Whatever may be the origin of these funds, even supposing they were not the identical moneys plundered from the Saturnus, the claimants in the case have at least a claim to a pro rata of these funds, and consequently a claim on the Government who was benefited by the confiscation of that money.

The State Department, in order to reject the present claim, seems to lay stress upon the decision of an English court of law, in re West Rand Central Gold Mining Company, Ltd., v. The King, as reported in 2 K. B., page 391, of the Law Reports, 1905. But it appears that this decision can hardly be stretched so as to cover the present claim, owing to the fundamental difference in the circumstances of the cases.

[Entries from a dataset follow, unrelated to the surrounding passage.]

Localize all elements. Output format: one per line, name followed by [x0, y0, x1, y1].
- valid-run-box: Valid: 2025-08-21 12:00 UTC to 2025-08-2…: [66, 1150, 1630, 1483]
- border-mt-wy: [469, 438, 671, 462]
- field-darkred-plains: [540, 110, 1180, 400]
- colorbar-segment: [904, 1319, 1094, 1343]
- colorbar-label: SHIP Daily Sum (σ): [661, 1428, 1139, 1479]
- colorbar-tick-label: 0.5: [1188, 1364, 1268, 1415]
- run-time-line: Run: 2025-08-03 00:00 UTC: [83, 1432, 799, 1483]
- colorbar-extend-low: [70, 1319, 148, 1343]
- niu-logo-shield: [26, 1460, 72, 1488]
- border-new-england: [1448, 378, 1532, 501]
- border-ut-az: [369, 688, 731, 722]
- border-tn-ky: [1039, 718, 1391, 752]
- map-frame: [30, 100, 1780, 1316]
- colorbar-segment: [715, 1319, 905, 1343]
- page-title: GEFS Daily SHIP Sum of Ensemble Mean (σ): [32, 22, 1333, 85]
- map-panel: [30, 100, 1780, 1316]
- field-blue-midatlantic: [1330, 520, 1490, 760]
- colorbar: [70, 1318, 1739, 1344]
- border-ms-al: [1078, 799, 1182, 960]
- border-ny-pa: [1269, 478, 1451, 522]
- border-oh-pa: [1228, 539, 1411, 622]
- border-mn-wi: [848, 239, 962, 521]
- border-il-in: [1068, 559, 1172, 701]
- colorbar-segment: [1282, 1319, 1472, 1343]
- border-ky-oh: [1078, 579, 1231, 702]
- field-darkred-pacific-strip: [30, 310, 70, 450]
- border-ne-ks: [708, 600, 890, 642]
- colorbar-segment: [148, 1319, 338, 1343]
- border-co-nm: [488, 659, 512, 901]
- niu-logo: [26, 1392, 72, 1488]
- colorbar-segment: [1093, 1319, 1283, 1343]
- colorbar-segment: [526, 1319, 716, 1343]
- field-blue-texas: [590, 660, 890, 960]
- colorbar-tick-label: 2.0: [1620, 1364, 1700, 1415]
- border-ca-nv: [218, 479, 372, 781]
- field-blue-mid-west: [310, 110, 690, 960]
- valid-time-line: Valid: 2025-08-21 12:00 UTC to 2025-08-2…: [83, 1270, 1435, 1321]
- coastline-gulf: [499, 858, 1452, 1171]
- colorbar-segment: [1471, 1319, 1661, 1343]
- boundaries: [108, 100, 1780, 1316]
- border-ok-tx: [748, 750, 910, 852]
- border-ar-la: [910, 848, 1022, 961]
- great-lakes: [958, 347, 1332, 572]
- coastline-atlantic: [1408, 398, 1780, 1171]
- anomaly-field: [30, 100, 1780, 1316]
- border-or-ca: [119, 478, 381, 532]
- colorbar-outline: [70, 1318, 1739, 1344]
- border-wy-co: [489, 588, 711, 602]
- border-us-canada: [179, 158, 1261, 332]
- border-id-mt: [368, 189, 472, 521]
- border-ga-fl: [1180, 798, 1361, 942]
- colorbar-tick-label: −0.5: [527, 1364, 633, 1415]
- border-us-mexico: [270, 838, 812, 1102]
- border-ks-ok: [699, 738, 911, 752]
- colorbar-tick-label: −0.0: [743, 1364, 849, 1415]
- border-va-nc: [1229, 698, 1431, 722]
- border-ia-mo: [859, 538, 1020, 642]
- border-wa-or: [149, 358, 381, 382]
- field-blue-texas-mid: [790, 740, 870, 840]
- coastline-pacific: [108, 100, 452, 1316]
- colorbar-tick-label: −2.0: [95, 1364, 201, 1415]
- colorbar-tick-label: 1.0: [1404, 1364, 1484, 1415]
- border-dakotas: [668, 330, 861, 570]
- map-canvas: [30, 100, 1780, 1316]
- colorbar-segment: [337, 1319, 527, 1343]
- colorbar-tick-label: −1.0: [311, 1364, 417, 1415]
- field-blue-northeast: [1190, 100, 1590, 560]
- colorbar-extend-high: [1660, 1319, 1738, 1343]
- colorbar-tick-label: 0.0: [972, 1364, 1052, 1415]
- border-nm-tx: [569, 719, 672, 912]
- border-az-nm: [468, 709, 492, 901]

The English decision held that “There is no principle of international law by which, after annexation of conquered territory, the conquering State becomes liable, in the absence of express stipulations to the contrary, to discharge financial liabilities of the conquered State incurred before the outbreak of the war.

But the essential difference between the cases grows out of the fact that, whereas the late South African Republic was a foreign country in a state of war against Great Britain, the Philippine Islands, on the contrary, were possessions of the American people, on which a number of American subjects were not waging war but only in a state of rebellion against the authority of the country’s lawful government. The United States Government seems to have had so little doubt of its ability to restore public order in its possessions that, toward the end of July, 1899, General Otis, commanding the army of the United States in the Philippines, granted to the steamer Saturnus permission to sail for the Philippine ports of her destination, without any warning or reservation as to possible risks from the rebellion.

It appears, therefore, in equity at least, that the United States Government tacitly guarantee the shippers in the case against any molestation at the hands of its own subjects, in parts of its dominions where it undertook to preserve public order and to crush rebellion, and that the same Government, having failed to protect these shippers against such molestation, can not disclaim liability for the loss incurred.